Muchas veces, a lo largo de la militancia en este tema, he sentido que hablo de una cosa cuando hablo de cultura libre, mientras que los críticos hablan de otra. Especialmente, los críticos “por izquierda” acusan a quienes defendemos la cultura libre de liberales o asocian “cultura libre” con “mercado libre”. Por mucho tiempo me reí de estas burdas asociaciones, pero siento que hoy más que nunca, y especialmente en el concepto de cultura libre, la noción de libertad necesita ser reapropiada por los movimientos de derechos, para diferenciarnos claramente de los movimientos de derecha autodenominados “libertarios”.

En un artículo de su blog donde critica a los libertarios, Rolando Astarita habla de la diferencia entre libertad negativa y libertad positiva, en el sentido propuesto por Isaiah Berlin. La libertad negativa sería la posibilidad del individuo de actuar sin interferencias ni coerción, y tiene como límite la libertad de los demás y lo establecido por la ley.

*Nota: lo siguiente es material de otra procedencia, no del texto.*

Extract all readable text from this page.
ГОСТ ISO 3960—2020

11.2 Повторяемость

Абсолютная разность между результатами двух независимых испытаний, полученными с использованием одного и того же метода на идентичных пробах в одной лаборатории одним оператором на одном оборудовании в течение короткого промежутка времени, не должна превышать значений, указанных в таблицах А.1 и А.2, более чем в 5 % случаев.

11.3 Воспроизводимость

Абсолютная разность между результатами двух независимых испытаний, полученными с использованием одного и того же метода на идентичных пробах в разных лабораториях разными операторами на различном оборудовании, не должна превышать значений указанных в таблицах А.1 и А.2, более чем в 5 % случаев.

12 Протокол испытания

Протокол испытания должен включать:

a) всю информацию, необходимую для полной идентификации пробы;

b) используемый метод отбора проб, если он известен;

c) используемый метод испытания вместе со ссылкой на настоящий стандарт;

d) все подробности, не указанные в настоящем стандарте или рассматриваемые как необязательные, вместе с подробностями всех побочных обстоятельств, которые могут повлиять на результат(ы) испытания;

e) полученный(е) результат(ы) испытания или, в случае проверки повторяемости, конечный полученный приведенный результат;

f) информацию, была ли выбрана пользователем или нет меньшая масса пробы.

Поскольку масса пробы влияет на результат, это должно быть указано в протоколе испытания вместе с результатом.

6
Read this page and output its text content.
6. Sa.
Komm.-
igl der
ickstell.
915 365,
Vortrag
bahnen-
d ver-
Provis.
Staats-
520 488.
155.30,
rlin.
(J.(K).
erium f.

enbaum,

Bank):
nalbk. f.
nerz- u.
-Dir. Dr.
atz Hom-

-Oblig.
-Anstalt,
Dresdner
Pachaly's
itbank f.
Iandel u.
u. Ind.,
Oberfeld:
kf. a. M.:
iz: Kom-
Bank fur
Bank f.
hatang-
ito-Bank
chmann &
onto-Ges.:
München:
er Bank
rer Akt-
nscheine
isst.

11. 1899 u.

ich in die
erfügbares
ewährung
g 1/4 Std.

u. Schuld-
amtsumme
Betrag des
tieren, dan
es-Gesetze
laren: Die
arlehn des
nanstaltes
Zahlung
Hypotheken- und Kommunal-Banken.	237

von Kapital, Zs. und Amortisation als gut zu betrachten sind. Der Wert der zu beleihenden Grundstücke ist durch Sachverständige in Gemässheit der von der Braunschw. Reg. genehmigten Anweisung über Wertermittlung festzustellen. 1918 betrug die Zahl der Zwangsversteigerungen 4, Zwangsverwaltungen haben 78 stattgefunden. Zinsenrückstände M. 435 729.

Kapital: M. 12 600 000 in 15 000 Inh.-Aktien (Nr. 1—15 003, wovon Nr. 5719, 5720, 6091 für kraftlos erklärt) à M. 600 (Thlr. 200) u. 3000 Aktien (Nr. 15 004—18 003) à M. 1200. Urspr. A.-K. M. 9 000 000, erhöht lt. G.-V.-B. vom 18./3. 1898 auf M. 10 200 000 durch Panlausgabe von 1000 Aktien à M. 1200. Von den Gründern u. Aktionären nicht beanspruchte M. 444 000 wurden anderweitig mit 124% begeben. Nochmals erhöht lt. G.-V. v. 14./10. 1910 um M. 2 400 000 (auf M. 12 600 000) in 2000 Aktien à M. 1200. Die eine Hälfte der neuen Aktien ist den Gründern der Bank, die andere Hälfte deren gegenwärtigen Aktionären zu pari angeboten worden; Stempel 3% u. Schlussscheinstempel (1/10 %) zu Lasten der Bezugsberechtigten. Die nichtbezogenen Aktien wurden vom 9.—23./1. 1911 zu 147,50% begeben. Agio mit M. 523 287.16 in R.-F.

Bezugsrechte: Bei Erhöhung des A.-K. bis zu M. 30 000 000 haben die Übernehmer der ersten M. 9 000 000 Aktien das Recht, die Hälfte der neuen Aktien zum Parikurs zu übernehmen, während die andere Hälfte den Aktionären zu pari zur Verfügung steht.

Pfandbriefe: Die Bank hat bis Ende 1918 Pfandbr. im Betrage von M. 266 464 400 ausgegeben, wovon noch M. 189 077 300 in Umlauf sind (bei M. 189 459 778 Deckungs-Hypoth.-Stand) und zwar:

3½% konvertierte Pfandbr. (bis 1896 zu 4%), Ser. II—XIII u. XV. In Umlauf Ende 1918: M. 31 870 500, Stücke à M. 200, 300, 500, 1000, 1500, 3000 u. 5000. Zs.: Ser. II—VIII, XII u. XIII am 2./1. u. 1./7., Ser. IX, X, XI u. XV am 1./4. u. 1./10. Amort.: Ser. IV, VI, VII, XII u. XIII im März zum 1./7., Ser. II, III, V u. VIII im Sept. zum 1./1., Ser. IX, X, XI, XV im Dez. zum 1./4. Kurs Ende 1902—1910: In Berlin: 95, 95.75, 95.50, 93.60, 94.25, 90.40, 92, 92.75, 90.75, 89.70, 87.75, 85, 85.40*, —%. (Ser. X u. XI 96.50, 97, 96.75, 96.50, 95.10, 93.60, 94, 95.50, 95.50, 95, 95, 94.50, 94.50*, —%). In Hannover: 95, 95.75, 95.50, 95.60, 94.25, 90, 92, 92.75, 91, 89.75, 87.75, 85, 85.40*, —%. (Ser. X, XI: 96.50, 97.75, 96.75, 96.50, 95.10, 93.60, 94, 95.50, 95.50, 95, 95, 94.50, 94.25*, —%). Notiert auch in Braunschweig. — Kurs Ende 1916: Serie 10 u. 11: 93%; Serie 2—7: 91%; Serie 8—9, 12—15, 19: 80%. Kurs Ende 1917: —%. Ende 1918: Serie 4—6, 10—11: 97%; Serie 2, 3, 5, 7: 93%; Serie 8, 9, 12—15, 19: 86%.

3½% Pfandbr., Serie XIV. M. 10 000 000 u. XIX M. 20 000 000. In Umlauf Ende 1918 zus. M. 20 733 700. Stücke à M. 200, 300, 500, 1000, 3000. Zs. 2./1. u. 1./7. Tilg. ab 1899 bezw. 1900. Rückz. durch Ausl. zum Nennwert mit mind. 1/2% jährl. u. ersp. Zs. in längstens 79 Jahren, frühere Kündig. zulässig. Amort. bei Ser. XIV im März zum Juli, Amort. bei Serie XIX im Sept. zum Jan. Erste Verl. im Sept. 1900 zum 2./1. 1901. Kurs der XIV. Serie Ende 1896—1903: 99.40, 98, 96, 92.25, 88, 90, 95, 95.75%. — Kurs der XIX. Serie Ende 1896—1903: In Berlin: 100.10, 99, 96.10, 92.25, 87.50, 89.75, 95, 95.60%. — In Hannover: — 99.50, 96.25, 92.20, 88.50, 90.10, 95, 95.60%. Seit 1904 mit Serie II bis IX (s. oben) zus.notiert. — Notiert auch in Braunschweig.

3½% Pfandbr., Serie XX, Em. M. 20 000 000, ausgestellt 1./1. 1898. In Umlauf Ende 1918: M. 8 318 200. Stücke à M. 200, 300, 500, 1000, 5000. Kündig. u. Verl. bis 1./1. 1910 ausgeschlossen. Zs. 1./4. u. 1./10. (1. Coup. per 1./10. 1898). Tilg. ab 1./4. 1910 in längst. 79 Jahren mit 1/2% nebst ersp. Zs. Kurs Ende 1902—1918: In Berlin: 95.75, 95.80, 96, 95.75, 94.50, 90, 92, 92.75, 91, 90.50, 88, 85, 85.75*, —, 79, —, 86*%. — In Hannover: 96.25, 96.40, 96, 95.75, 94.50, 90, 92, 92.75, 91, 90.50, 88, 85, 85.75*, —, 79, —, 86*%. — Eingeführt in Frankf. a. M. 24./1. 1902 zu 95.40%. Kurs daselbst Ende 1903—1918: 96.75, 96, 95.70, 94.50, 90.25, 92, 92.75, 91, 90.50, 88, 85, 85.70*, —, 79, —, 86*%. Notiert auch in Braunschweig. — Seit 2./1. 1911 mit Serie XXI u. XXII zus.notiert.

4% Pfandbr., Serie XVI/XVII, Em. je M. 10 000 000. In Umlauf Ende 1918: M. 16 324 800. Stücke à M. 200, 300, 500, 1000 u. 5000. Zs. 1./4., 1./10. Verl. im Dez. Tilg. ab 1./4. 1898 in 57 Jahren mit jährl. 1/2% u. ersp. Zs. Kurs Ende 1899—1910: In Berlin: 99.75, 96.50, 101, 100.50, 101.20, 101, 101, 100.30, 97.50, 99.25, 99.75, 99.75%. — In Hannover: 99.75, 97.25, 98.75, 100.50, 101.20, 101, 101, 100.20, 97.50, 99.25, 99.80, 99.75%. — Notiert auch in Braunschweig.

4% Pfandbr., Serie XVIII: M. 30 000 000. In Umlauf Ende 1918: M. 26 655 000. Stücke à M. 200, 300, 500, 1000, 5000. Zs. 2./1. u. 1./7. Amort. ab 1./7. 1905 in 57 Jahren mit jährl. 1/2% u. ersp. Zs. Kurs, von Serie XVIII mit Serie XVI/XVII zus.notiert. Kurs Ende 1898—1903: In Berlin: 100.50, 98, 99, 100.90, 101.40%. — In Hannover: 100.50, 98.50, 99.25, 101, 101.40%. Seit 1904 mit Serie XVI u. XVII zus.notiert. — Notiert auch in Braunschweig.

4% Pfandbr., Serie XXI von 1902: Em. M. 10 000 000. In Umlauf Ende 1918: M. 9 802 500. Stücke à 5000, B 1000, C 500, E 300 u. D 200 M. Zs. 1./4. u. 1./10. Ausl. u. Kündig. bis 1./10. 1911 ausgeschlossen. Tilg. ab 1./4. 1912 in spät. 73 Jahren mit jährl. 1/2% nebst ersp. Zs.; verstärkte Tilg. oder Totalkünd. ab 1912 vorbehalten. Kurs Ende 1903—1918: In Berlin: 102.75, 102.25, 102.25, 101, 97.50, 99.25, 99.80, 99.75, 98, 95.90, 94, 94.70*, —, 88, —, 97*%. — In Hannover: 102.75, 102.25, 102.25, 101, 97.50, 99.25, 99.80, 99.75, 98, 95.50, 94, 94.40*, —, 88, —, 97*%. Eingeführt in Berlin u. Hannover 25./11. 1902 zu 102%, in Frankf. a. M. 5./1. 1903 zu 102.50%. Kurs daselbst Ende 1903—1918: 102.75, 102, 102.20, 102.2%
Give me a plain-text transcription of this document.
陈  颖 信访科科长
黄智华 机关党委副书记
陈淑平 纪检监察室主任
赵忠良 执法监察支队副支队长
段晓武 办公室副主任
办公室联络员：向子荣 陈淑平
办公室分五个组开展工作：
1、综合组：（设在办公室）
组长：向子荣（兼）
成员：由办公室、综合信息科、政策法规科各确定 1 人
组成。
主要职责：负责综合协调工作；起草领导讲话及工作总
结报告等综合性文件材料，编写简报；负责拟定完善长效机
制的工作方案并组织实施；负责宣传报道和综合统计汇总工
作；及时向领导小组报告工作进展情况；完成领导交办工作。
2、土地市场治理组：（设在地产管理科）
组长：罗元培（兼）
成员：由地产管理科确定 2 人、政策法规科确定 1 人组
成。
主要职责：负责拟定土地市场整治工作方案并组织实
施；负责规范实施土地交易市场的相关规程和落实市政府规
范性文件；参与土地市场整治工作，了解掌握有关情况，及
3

La libertad positiva es la capacidad real de ejercer autonomía y lograr la autorrealización, y esto depende no solamente de cada persona, sino de condicionantes sociales. Por eso Astarita entiende que la tradición marxista hace énfasis sobre todo en la libertad positiva. 

El artículo de Astarita me sirve de inspiración para este post, porque la cultura libre puede entenderse desde cualquiera de estas dos nociones de libertad, y creo que es necesario clarificar dónde ponemos nuestros énfasis. 

Si entendemos la cultura libre en términos de libertad negativa, nos quedamos únicamente con la idea de acceso sin interferencias a cualquier recurso cultural o de información que un individuo pueda requerir. Siempre y cuando ese acceso sea legal, para no afectar los derechos de propiedad de terceros. De ahí la importancia del licenciamiento (que es un contrato privado) y el énfasis en que cada individuo es libre de dar permisos de acceso y uso de su obra (su propiedad privada). Las licencias libres funcionan en base a la renuncia a una parte de los derechos de propiedad intelectual. Se trata de mi libertad, como propietaria, de renunciar a una parte de ellos. Mientras que el acceso libre es la libertad de acceder y usar toda la propiedad intelectual que otras personas han puesto a disposición de esa manera contractual, respetando los límites de la licencia que hayan elegido. Un sistema aparentemente equilibrado que reafirma la tesis de que propiedad, libertad y una mínima regulación estatal que las garantice, son suficientes.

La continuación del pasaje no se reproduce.